In 2011, the final year of naming rights sponsorship for WAtoday.com.au, the event saw record numbers of registrations resulting in 10% of duo and team entries missing out on selection in the random ballot. The cyclonic weather in the lead up to the 2011 WAtoday Rottnest Channel Swim created some unusual conditions at Cottesloe Beach, with the start line washed away from the high tides leaving only a very small section of beach for swimmers to depart from. On the day of the event, 2300 swimmers battled an unusual north-north westerly swell to about half a metre on their 19.7km journey. The water temperature of 24 degrees with a sea breeze was introduced at 11am making the risk of hypothermia quite low however increased the chances of dehydration. At the finish line, swimmers were greeted by 10,000 spectators, volunteers and officials, friends and family as they crossed the finish line and celebrated their tremendous achievement.

2012 welcomed new naming rights sponsor HBF and a fresh look to the much-loved annual event.

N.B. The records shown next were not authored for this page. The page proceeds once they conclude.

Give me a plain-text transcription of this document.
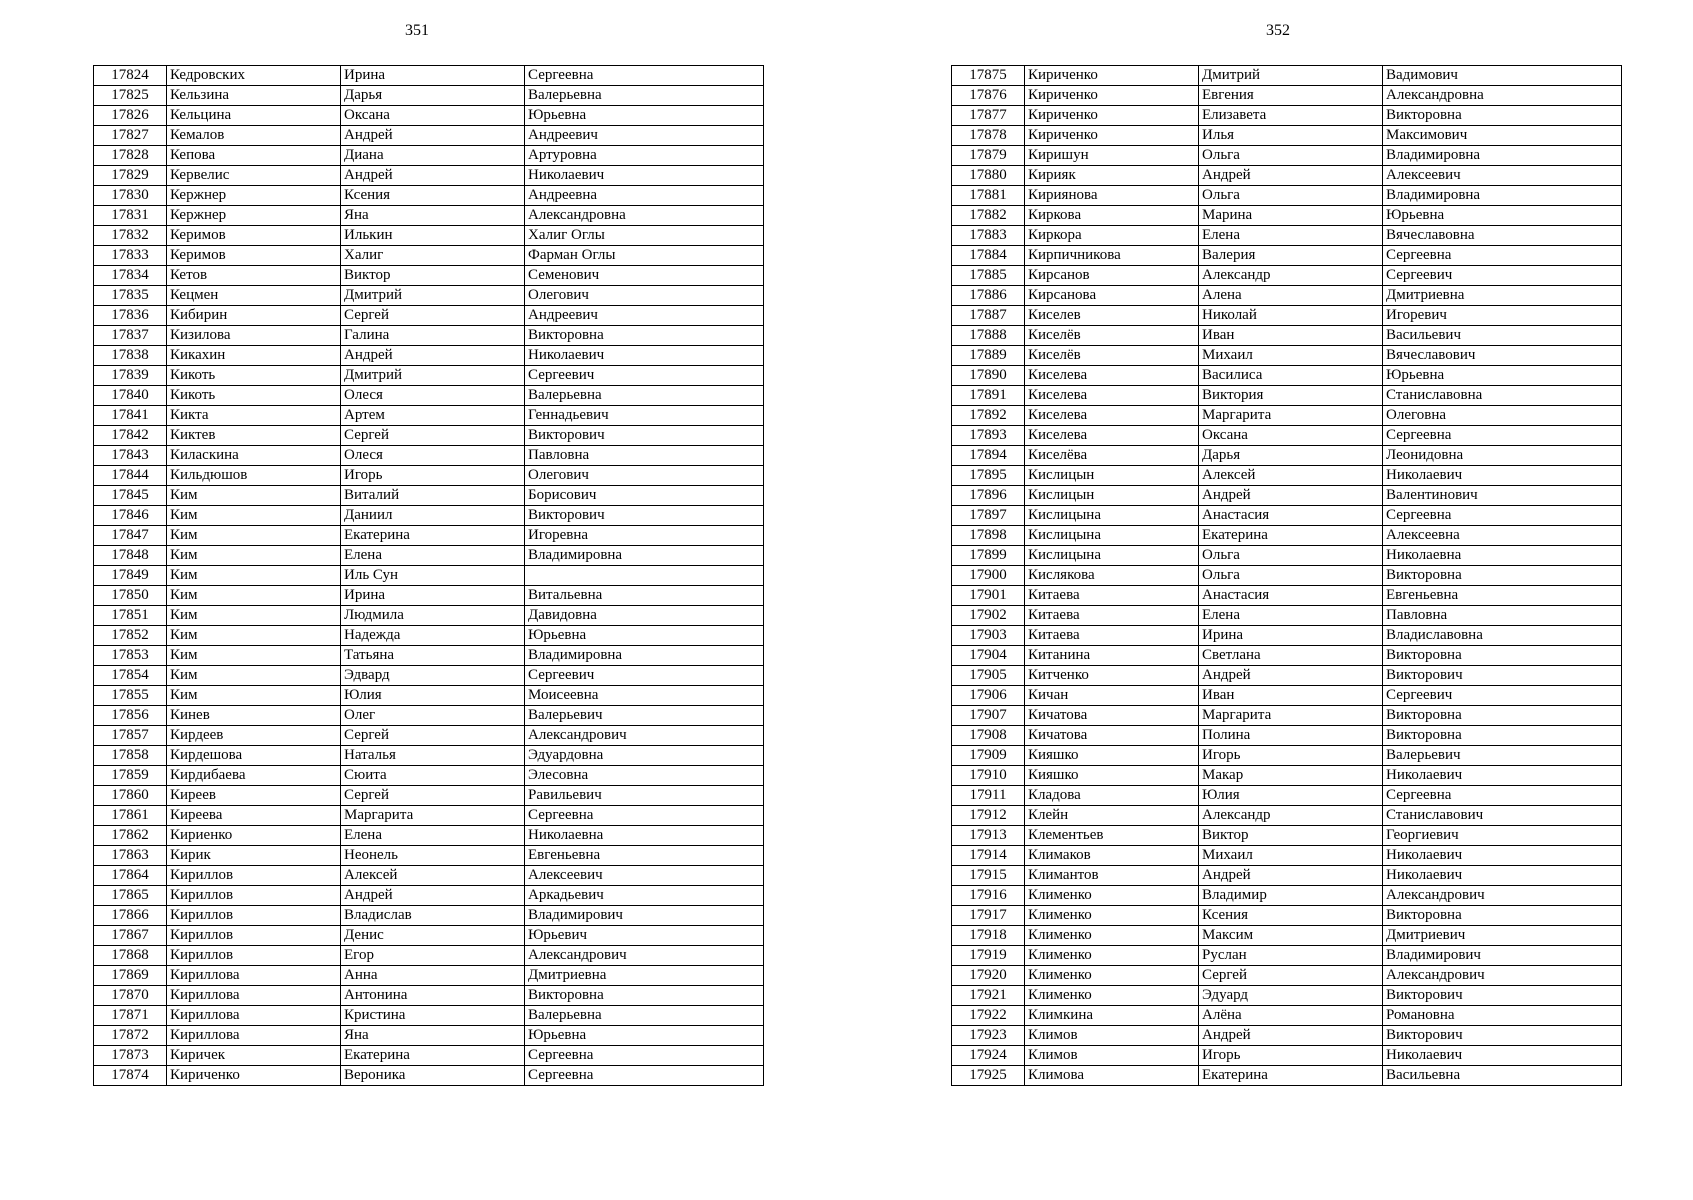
351	352
17824	Кедровских	Ирина	Сергеевна
17825	Кельзина	Дарья	Валерьевна
17826	Кельцина	Оксана	Юрьевна
17827	Кемалов	Андрей	Андреевич
17828	Кепова	Диана	Артуровна
17829	Кервелис	Андрей	Николаевич
17830	Кержнер	Ксения	Андреевна
17831	Кержнер	Яна	Александровна
17832	Керимов	Илькин	Халиг Оглы
17833	Керимов	Халиг	Фарман Оглы
17834	Кетов	Виктор	Семенович
17835	Кецмен	Дмитрий	Олегович
17836	Кибирин	Сергей	Андреевич
17837	Кизилова	Галина	Викторовна
17838	Кикахин	Андрей	Николаевич
17839	Кикоть	Дмитрий	Сергеевич
17840	Кикоть	Олеся	Валерьевна
17841	Кикта	Артем	Геннадьевич
17842	Киктев	Сергей	Викторович
17843	Киласкина	Олеся	Павловна
17844	Кильдюшов	Игорь	Олегович
17845	Ким	Виталий	Борисович
17846	Ким	Даниил	Викторович
17847	Ким	Екатерина	Игоревна
17848	Ким	Елена	Владимировна
17849	Ким	Иль Сун	
17850	Ким	Ирина	Витальевна
17851	Ким	Людмила	Давидовна
17852	Ким	Надежда	Юрьевна
17853	Ким	Татьяна	Владимировна
17854	Ким	Эдвард	Сергеевич
17855	Ким	Юлия	Моисеевна
17856	Кинев	Олег	Валерьевич
17857	Кирдеев	Сергей	Александрович
17858	Кирдешова	Наталья	Эдуардовна
17859	Кирдибаева	Сюита	Элесовна
17860	Киреев	Сергей	Равильевич
17861	Киреева	Маргарита	Сергеевна
17862	Кириенко	Елена	Николаевна
17863	Кирик	Неонель	Евгеньевна
17864	Кириллов	Алексей	Алексеевич
17865	Кириллов	Андрей	Аркадьевич
17866	Кириллов	Владислав	Владимирович
17867	Кириллов	Денис	Юрьевич
17868	Кириллов	Егор	Александрович
17869	Кириллова	Анна	Дмитриевна
17870	Кириллова	Антонина	Викторовна
17871	Кириллова	Кристина	Валерьевна
17872	Кириллова	Яна	Юрьевна
17873	Киричек	Екатерина	Сергеевна
17874	Кириченко	Вероника	Сергеевна
17875	Кириченко	Дмитрий	Вадимович
17876	Кириченко	Евгения	Александровна
17877	Кириченко	Елизавета	Викторовна
17878	Кириченко	Илья	Максимович
17879	Киришун	Ольга	Владимировна
17880	Кирияк	Андрей	Алексеевич
17881	Кириянова	Ольга	Владимировна
17882	Киркова	Марина	Юрьевна
17883	Киркора	Елена	Вячеславовна
17884	Кирпичникова	Валерия	Сергеевна
17885	Кирсанов	Александр	Сергеевич
17886	Кирсанова	Алена	Дмитриевна
17887	Киселев	Николай	Игоревич
17888	Киселёв	Иван	Васильевич
17889	Киселёв	Михаил	Вячеславович
17890	Киселева	Василиса	Юрьевна
17891	Киселева	Виктория	Станиславовна
17892	Киселева	Маргарита	Олеговна
17893	Киселева	Оксана	Сергеевна
17894	Киселёва	Дарья	Леонидовна
17895	Кислицын	Алексей	Николаевич
17896	Кислицын	Андрей	Валентинович
17897	Кислицына	Анастасия	Сергеевна
17898	Кислицына	Екатерина	Алексеевна
17899	Кислицына	Ольга	Николаевна
17900	Кислякова	Ольга	Викторовна
17901	Китаева	Анастасия	Евгеньевна
17902	Китаева	Елена	Павловна
17903	Китаева	Ирина	Владиславовна
17904	Китанина	Светлана	Викторовна
17905	Китченко	Андрей	Викторович
17906	Кичан	Иван	Сергеевич
17907	Кичатова	Маргарита	Викторовна
17908	Кичатова	Полина	Викторовна
17909	Кияшко	Игорь	Валерьевич
17910	Кияшко	Макар	Николаевич
17911	Кладова	Юлия	Сергеевна
17912	Клейн	Александр	Станиславович
17913	Клементьев	Виктор	Георгиевич
17914	Климаков	Михаил	Николаевич
17915	Климантов	Андрей	Николаевич
17916	Клименко	Владимир	Александрович
17917	Клименко	Ксения	Викторовна
17918	Клименко	Максим	Дмитриевич
17919	Клименко	Руслан	Владимирович
17920	Клименко	Сергей	Александрович
17921	Клименко	Эдуард	Викторович
17922	Климкина	Алёна	Романовна
17923	Климов	Андрей	Викторович
17924	Климов	Игорь	Николаевич
17925	Климова	Екатерина	Васильевна
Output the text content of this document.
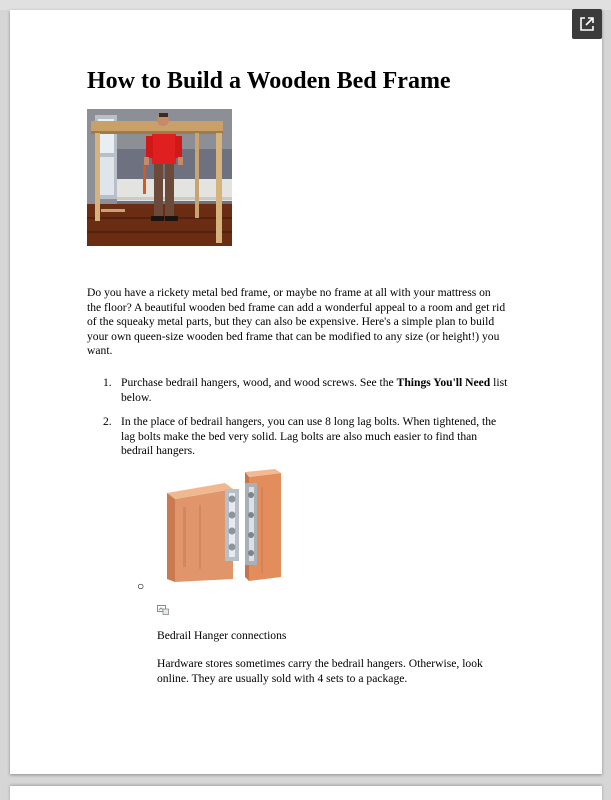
How to Build a Wooden Bed Frame

Do you have a rickety metal bed frame, or maybe no frame at all with your mattress on the floor? A beautiful wooden bed frame can add a wonderful appeal to a room and get rid of the squeaky metal parts, but they can also be expensive. Here's a simple plan to build your own queen-size wooden bed frame that can be modified to any size (or height!) you want.

1. Purchase bedrail hangers, wood, and wood screws. See the Things You'll Need list below.
2. In the place of bedrail hangers, you can use 8 long lag bolts. When tightened, the lag bolts make the bed very solid. Lag bolts are also much easier to find than bedrail hangers.
○

Bedrail Hanger connections

Hardware stores sometimes carry the bedrail hangers. Otherwise, look online. They are usually sold with 4 sets to a package.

The 2012 HBF Rottnest Channel Swim was held on Saturday, 25th February 2012 and although the forecast in the week leading up to the event predicted less than perfect weather and caused anxiety for many intending swimmers, the day itself turned out to be magnificent and resulted in all finishing swimmers crossing the finish line well before the final cut-off time of 5.00pm – which has never been seen before!

The 2013 HBF Rottnest Channel Swim was held on Saturday, 23 February 2013. The Rottnest Channel Swim Association was successful in increasing the number of boats able to safely be in the water on event day. This resulted in more swimmers participating in the event. All finishing swimmers completed the swim well before the final cut-off time and earlier than the 2012 event.

The RCSA look forward to holding the 26th annual Rottnest Channel Swim on Saturday, 27 February 2016 and will continue to prepare for the event with a paramount importance on safety. We look forward to seeing you all on the beach at Cottesloe in February!